Aria and Ezra are preparing for the trip to Tuscany, when an FBI agent (Nikki Crawford) appears in the apartment, saying that Nicole, Ezra's deceased ex-girlfriend, may be alive. The girls walks away from the cellar when Spencer's car began to emit a deafening sound. They get into the car in order to stop the noise, but they end up getting trapped inside the vehicle. A countdown starts in the car's computer screen, and they think the car will explode. However, a message appears on the computer screen, startling them. The storm cellar then explodes, and someone writes "I see you" on the rear window of the car.
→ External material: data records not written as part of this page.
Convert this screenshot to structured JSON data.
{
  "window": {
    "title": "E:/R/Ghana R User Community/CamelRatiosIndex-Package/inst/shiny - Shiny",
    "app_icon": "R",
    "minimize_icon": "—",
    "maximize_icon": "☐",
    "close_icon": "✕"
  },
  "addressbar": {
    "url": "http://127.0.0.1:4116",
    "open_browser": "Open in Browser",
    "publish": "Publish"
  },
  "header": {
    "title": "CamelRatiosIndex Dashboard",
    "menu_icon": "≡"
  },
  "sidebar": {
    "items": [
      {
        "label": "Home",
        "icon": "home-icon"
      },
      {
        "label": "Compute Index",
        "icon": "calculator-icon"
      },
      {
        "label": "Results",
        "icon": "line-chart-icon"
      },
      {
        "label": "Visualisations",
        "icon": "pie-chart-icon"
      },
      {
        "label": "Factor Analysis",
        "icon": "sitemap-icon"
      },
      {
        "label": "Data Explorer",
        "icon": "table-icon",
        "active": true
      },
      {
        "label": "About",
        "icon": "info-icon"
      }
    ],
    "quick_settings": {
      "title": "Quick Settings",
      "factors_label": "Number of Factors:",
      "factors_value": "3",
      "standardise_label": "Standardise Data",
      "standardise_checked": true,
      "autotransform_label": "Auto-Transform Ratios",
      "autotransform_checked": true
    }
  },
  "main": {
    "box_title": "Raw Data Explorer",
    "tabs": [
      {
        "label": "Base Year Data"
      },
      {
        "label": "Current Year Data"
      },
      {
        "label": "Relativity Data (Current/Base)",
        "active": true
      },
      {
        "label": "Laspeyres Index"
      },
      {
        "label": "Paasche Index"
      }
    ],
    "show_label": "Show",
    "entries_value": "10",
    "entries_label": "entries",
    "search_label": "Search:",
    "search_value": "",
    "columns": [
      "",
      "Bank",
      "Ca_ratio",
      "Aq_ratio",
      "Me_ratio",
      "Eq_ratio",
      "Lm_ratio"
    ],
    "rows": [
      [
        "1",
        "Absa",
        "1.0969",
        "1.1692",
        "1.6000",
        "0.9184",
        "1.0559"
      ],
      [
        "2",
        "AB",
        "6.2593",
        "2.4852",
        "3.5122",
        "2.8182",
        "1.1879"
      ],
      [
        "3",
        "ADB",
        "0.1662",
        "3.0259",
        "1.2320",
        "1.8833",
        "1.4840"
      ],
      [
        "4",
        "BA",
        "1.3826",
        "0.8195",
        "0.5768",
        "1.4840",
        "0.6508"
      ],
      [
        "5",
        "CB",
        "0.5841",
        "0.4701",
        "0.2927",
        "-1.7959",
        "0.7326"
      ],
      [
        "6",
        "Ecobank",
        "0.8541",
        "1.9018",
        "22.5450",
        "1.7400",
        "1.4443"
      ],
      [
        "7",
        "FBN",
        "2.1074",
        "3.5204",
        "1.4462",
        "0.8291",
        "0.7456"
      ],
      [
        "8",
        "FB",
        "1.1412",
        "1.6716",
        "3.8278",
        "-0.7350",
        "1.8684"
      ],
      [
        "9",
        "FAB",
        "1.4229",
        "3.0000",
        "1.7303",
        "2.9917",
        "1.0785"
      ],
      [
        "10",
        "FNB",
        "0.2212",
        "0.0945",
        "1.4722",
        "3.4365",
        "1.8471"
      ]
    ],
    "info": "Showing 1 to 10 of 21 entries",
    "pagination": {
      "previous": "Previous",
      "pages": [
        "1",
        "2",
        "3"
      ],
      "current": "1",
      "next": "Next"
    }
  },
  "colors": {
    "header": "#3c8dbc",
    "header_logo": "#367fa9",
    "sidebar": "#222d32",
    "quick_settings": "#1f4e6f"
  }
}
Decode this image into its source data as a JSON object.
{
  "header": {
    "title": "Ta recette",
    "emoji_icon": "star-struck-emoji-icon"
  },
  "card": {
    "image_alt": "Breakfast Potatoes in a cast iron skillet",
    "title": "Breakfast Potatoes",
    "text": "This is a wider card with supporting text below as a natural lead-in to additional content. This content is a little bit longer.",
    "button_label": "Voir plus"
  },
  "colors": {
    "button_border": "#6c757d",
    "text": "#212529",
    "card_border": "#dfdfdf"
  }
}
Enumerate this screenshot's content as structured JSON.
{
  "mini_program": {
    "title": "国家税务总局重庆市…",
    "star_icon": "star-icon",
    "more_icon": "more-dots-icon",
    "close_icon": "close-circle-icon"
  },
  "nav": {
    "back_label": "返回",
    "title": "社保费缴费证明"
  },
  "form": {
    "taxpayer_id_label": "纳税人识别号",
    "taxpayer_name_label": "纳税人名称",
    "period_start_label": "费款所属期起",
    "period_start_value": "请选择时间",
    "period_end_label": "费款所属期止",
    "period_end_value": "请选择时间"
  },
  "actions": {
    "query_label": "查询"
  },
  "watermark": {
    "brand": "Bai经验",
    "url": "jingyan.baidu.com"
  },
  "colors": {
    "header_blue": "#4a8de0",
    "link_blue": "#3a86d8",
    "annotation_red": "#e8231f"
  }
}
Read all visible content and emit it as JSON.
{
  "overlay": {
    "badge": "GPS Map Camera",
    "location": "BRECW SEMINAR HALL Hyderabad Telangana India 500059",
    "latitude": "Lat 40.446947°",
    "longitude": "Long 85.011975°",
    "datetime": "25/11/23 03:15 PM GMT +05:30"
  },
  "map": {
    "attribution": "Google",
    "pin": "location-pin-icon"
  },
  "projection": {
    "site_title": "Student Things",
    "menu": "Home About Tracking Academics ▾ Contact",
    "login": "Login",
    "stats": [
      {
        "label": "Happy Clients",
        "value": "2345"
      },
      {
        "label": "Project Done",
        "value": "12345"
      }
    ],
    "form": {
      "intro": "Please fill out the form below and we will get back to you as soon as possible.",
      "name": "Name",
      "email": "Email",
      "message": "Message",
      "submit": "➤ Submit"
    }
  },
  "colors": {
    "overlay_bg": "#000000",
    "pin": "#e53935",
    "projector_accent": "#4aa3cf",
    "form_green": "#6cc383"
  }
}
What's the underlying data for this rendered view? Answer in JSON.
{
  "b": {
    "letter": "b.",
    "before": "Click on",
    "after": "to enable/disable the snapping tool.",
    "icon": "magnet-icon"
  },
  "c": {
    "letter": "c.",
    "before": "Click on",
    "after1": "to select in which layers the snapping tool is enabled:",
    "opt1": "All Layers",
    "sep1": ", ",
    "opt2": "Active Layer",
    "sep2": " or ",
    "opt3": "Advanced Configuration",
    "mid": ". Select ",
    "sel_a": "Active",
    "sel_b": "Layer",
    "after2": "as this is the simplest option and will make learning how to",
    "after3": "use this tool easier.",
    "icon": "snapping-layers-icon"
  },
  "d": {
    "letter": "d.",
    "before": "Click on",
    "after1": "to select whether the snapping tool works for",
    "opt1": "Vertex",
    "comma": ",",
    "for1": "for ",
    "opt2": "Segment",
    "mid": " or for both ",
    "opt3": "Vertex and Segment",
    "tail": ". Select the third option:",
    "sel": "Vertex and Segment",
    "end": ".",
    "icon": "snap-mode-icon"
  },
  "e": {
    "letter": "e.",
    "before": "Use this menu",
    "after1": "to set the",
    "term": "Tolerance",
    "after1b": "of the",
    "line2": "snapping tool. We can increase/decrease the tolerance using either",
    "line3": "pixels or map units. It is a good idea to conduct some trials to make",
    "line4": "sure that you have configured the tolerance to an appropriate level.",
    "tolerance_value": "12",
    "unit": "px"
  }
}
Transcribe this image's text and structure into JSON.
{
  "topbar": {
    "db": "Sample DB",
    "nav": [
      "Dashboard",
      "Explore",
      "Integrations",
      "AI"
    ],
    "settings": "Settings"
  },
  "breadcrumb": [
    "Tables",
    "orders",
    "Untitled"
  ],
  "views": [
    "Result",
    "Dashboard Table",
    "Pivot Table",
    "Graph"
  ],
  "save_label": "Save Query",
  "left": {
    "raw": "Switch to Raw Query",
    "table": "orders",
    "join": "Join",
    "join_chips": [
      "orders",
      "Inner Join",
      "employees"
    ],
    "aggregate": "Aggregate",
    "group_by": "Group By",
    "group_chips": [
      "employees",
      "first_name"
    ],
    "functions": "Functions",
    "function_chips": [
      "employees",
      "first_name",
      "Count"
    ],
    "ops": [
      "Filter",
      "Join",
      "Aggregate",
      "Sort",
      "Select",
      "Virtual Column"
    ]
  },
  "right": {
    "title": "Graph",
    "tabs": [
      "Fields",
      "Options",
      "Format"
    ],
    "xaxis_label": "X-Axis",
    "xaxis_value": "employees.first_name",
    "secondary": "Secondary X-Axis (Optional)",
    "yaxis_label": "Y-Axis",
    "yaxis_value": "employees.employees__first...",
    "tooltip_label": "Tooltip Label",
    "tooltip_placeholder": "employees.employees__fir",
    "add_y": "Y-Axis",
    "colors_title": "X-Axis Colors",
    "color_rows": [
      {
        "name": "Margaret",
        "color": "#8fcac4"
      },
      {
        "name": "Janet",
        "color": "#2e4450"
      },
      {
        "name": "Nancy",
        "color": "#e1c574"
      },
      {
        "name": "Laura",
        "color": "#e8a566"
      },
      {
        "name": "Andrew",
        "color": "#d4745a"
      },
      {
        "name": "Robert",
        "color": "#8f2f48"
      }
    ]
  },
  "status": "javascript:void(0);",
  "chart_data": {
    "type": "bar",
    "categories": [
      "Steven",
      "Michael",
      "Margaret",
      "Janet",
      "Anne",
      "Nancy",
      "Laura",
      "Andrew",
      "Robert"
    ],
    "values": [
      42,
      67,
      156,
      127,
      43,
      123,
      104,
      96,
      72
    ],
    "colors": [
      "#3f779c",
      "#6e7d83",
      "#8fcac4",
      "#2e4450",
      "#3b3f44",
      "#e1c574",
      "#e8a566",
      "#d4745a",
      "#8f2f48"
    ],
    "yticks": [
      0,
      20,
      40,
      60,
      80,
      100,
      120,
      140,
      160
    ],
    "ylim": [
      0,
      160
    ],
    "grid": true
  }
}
Meanwhile, somewhere, someone is with Aria's and Noel's file that was in the cellar. This person then burns up Noel's file.

== Production ==
The episode was written by Kateland Brown and directed by Melanie Mayron. On May 28, 2016, the actress Nia Peeples revealed the episode's title, writer and director, also announcing that she would be returning to the series with her role of Pam Fields. Cast members Keegan Allen, Brant Daugherty, Kara Royster and Tammin Sursok guest star as the roles of Toby Cavanaugh, Noel Kahn, Yvonne Phillips and Jenna Marshall, respectively. The actor Drew Van Acker returns for the seventh season for his role of Jason DiLaurentis and first appearance in this episode.

== Reception ==

=== Ratings ===
In the U.S., "Original G'A'ngsters" was aired on August 9, 2016 to a viewership of 1.16 million, up from the previous episode. It garnered a 0.6 rating among adults aged 18–49, according to Nielsen Media Research. After Live +3 DVR ratings, the episode had the biggest gain in Adults 18-49, finishing with a 1.1 rating among adults aged 18–49, and aired to a total viewership of 2.11 million, placing in the fifth spot in viewership.

=== Critical response ===
Paul Dailly, from TV Fanatic, gave the episode 4 out of 5 stars and wrote a mixed review, saying, "So many questions and so little answers. You'd think Pretty Little Liars was renewed for another four seasons with the amount of questions that pop up." Also, he added, "'Original G'A'ngsters' was another solid episode of this Freeform drama. It's time to start giving us all of the answers now." For SpoilerTV, Gavin Hetherington wrote for the episode a mixed to positive review, stating, "The seventh episode in Pretty Little Liars' seventh season proved to be a worthy hour for the show, with minor plot progression for some of the characters, much needed reunions and flashbacks galore. A couple of shady moments thrown in and we have a typical episode of our favourite Freeform show." Jessica Goldstein of Vulture gave the episode three out of 5 stars.